A leader in the industry
Roku is the leading smart TV operating system in both the US and in Canada; one in every three smart TVs in the US uses Roku for its operating system. Being a first entrant in the industry, the brand has the advantage of establishing strong brand recognition, using price-leader market strategies and customer loyalty before other brands enter into the same market.
Weaknesses of Roku
Limited geographical reach
Roku’s dealings and revenues are highly concentrated in the US. Over 90% of the brand’s revenues come from the US market. This is a weakness for the brand given that it is limited in earnings that it could have generated from other markets.
Netflix, for example, has 1.5 international subscribers as it has domestic ones. Another example is Alphabet; more than 50% of its revenues from digital advertising are generated from markets outside of the US. This is a sure limitation that the company should consider working on to boost its revenue generation.
Fall in share prices
Roku has seen a drop in its share prices in the first quarter of 2022. As of Thursday 17, February 2022, the shares had fallen by 20% after the company issued a video showing its fourth-quarter revenue and first-quarter revenue guidance. The company’s revenues slowed to a much lower rate than analysts anticipated. The drop in prices could scare away investors and limit the company’s expansion strategies.
Opportunities of Roku
International market expansion
There are many advantages for Roku to venture outside of its parent market. The company had already initiated plans for expansion into Brazil. There is a need for strengthening such strategic expansion strategies for increased revenues and profitability in potential markets.
Technological innovation is a key tool for continued differentiation. In the current age where the barriers to entry for the TV streaming industry are low and many competitors are entering the market, Roku would raise its barriers to entry through innovation.
Threats of Roku
Roku faces stiff competition from numerous companies in the industry, including Amazon, Netflix, Sony, Hulu, Tivo, and Sling Media. The brand faces competition in three regards: competition in streaming media players, competition for market share in TVOS market, and competition for the advertising business.
Competitors like Amazon are coming up strongly to content for a bigger space in all of the above areas of interest for Roku. Additionally, in the present era of ubiquitous connectivity, many companies are coming up to join the industry, thus increasing the threat of competition.
Limited market presence
Roku only has its market presence in the US. The US market is a target of many strong competitors against Roku that are all striving to get an increased share of the market; this would diminish Roku’s market share.
Additionally, the US market has experienced a huge surge in the streaming market; but in the event of market maturity, there will be no room for expansion, and therefore, Roku may suffer from stagnation in profitability and revenues, which could threaten the existence of the brand.

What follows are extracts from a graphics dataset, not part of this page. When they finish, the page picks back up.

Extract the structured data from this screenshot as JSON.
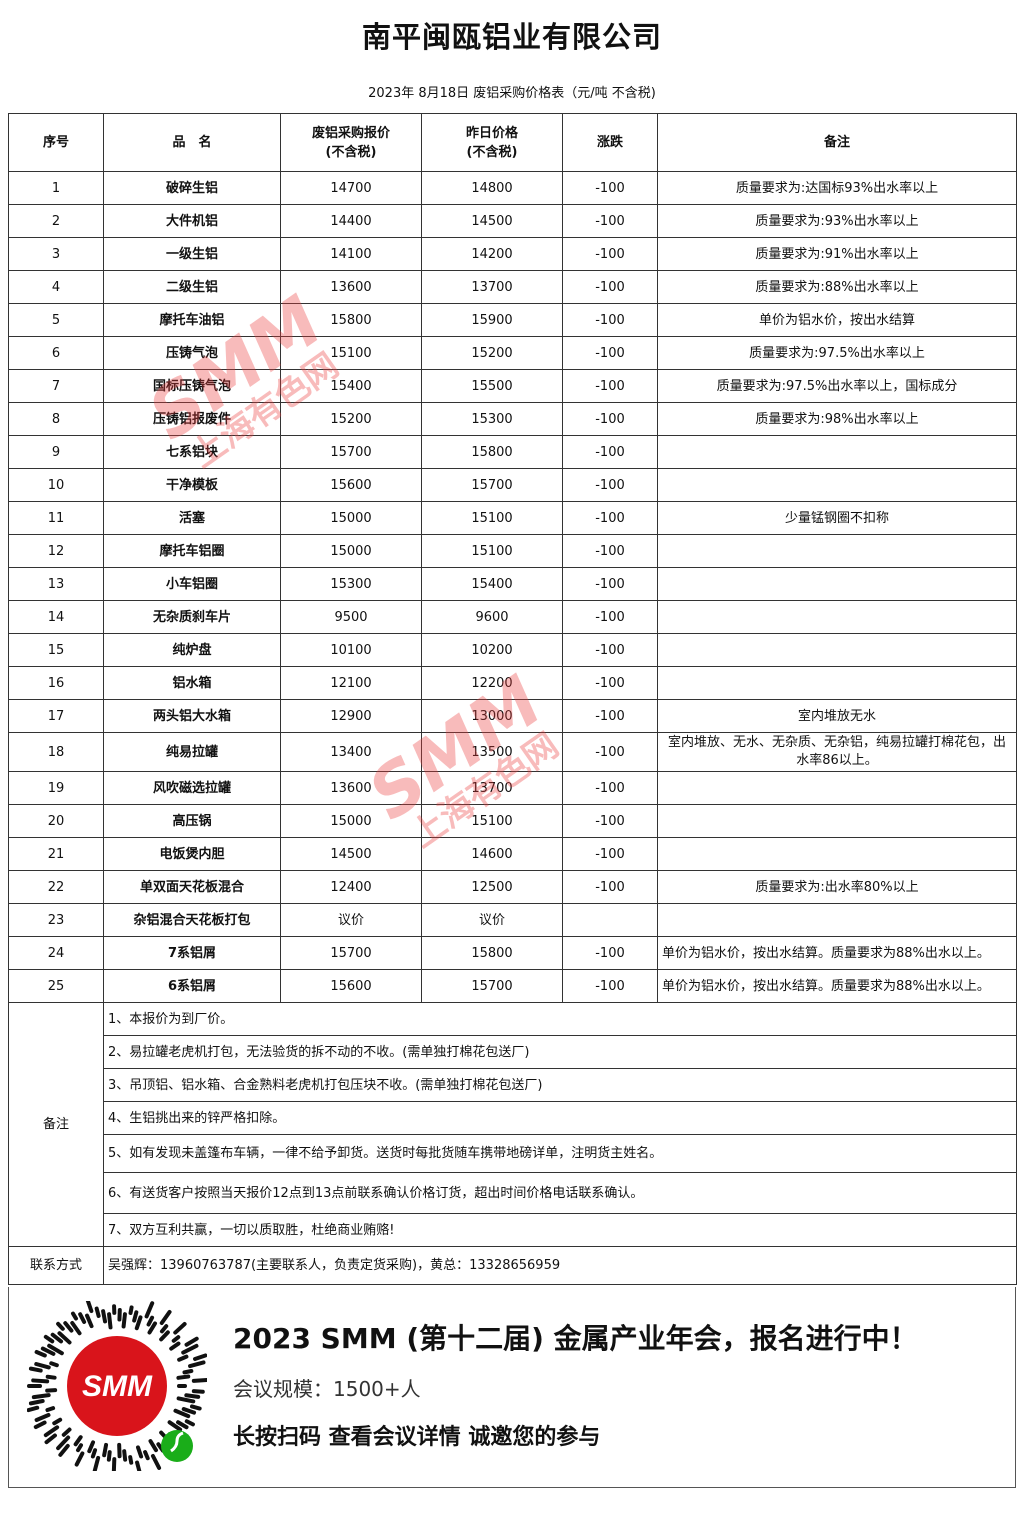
{
  "header": {
    "title": "南平闽瓯铝业有限公司",
    "subtitle": "2023年 8月18日 废铝采购价格表（元/吨  不含税)"
  },
  "table": {
    "columns": [
      "序号",
      "品　名",
      "废铝采购报价\n(不含税)",
      "昨日价格\n(不含税)",
      "涨跌",
      "备注"
    ],
    "rows": [
      [
        "1",
        "破碎生铝",
        "14700",
        "14800",
        "-100",
        "质量要求为:达国标93%出水率以上"
      ],
      [
        "2",
        "大件机铝",
        "14400",
        "14500",
        "-100",
        "质量要求为:93%出水率以上"
      ],
      [
        "3",
        "一级生铝",
        "14100",
        "14200",
        "-100",
        "质量要求为:91%出水率以上"
      ],
      [
        "4",
        "二级生铝",
        "13600",
        "13700",
        "-100",
        "质量要求为:88%出水率以上"
      ],
      [
        "5",
        "摩托车油铝",
        "15800",
        "15900",
        "-100",
        "单价为铝水价，按出水结算"
      ],
      [
        "6",
        "压铸气泡",
        "15100",
        "15200",
        "-100",
        "质量要求为:97.5%出水率以上"
      ],
      [
        "7",
        "国标压铸气泡",
        "15400",
        "15500",
        "-100",
        "质量要求为:97.5%出水率以上，国标成分"
      ],
      [
        "8",
        "压铸铝报废件",
        "15200",
        "15300",
        "-100",
        "质量要求为:98%出水率以上"
      ],
      [
        "9",
        "七系铝块",
        "15700",
        "15800",
        "-100",
        ""
      ],
      [
        "10",
        "干净模板",
        "15600",
        "15700",
        "-100",
        ""
      ],
      [
        "11",
        "活塞",
        "15000",
        "15100",
        "-100",
        "少量锰钢圈不扣称"
      ],
      [
        "12",
        "摩托车铝圈",
        "15000",
        "15100",
        "-100",
        ""
      ],
      [
        "13",
        "小车铝圈",
        "15300",
        "15400",
        "-100",
        ""
      ],
      [
        "14",
        "无杂质刹车片",
        "9500",
        "9600",
        "-100",
        ""
      ],
      [
        "15",
        "纯炉盘",
        "10100",
        "10200",
        "-100",
        ""
      ],
      [
        "16",
        "铝水箱",
        "12100",
        "12200",
        "-100",
        ""
      ],
      [
        "17",
        "两头铝大水箱",
        "12900",
        "13000",
        "-100",
        "室内堆放无水"
      ],
      [
        "18",
        "纯易拉罐",
        "13400",
        "13500",
        "-100",
        "室内堆放、无水、无杂质、无杂铝，纯易拉罐打棉花包，出水率86以上。"
      ],
      [
        "19",
        "风吹磁选拉罐",
        "13600",
        "13700",
        "-100",
        ""
      ],
      [
        "20",
        "高压锅",
        "15000",
        "15100",
        "-100",
        ""
      ],
      [
        "21",
        "电饭煲内胆",
        "14500",
        "14600",
        "-100",
        ""
      ],
      [
        "22",
        "单双面天花板混合",
        "12400",
        "12500",
        "-100",
        "质量要求为:出水率80%以上"
      ],
      [
        "23",
        "杂铝混合天花板打包",
        "议价",
        "议价",
        "",
        ""
      ],
      [
        "24",
        "7系铝屑",
        "15700",
        "15800",
        "-100",
        "单价为铝水价，按出水结算。质量要求为88%出水以上。"
      ],
      [
        "25",
        "6系铝屑",
        "15600",
        "15700",
        "-100",
        "单价为铝水价，按出水结算。质量要求为88%出水以上。"
      ]
    ]
  },
  "notes": {
    "label": "备注",
    "items": [
      "1、本报价为到厂价。",
      "2、易拉罐老虎机打包，无法验货的拆不动的不收。(需单独打棉花包送厂)",
      "3、吊顶铝、铝水箱、合金熟料老虎机打包压块不收。(需单独打棉花包送厂)",
      "4、生铝挑出来的锌严格扣除。",
      "5、如有发现未盖篷布车辆，一律不给予卸货。送货时每批货随车携带地磅详单，注明货主姓名。",
      "6、有送货客户按照当天报价12点到13点前联系确认价格订货，超出时间价格电话联系确认。",
      "7、双方互利共赢，一切以质取胜，杜绝商业贿赂!"
    ]
  },
  "contact": {
    "label": "联系方式",
    "value": "吴强辉：13960763787(主要联系人，负责定货采购)，黄总：13328656959"
  },
  "banner": {
    "headline": "2023 SMM (第十二届) 金属产业年会，报名进行中！",
    "scale": "会议规模：1500+人",
    "cta": "长按扫码  查看会议详情   诚邀您的参与",
    "qr_logo": "SMM",
    "qr_icon": "mini-program-icon"
  },
  "watermark": {
    "brand": "SMM",
    "name": "上海有色网",
    "color": "#eb3c3c"
  }
}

Lastly, if there is an adverse occurrence in the US market, there will be no other market to fall back to until the adverse effects in the parent market are addressed. This too spells out a threat to Roku.
Roku, being a leader in the industry, has a huge advantage of strong brand recognition and customer loyalty. The brand however faces stiff competition in its parent market. There is a need to ward off competition through innovation and great customer service. The company should also consider expansion into a new market.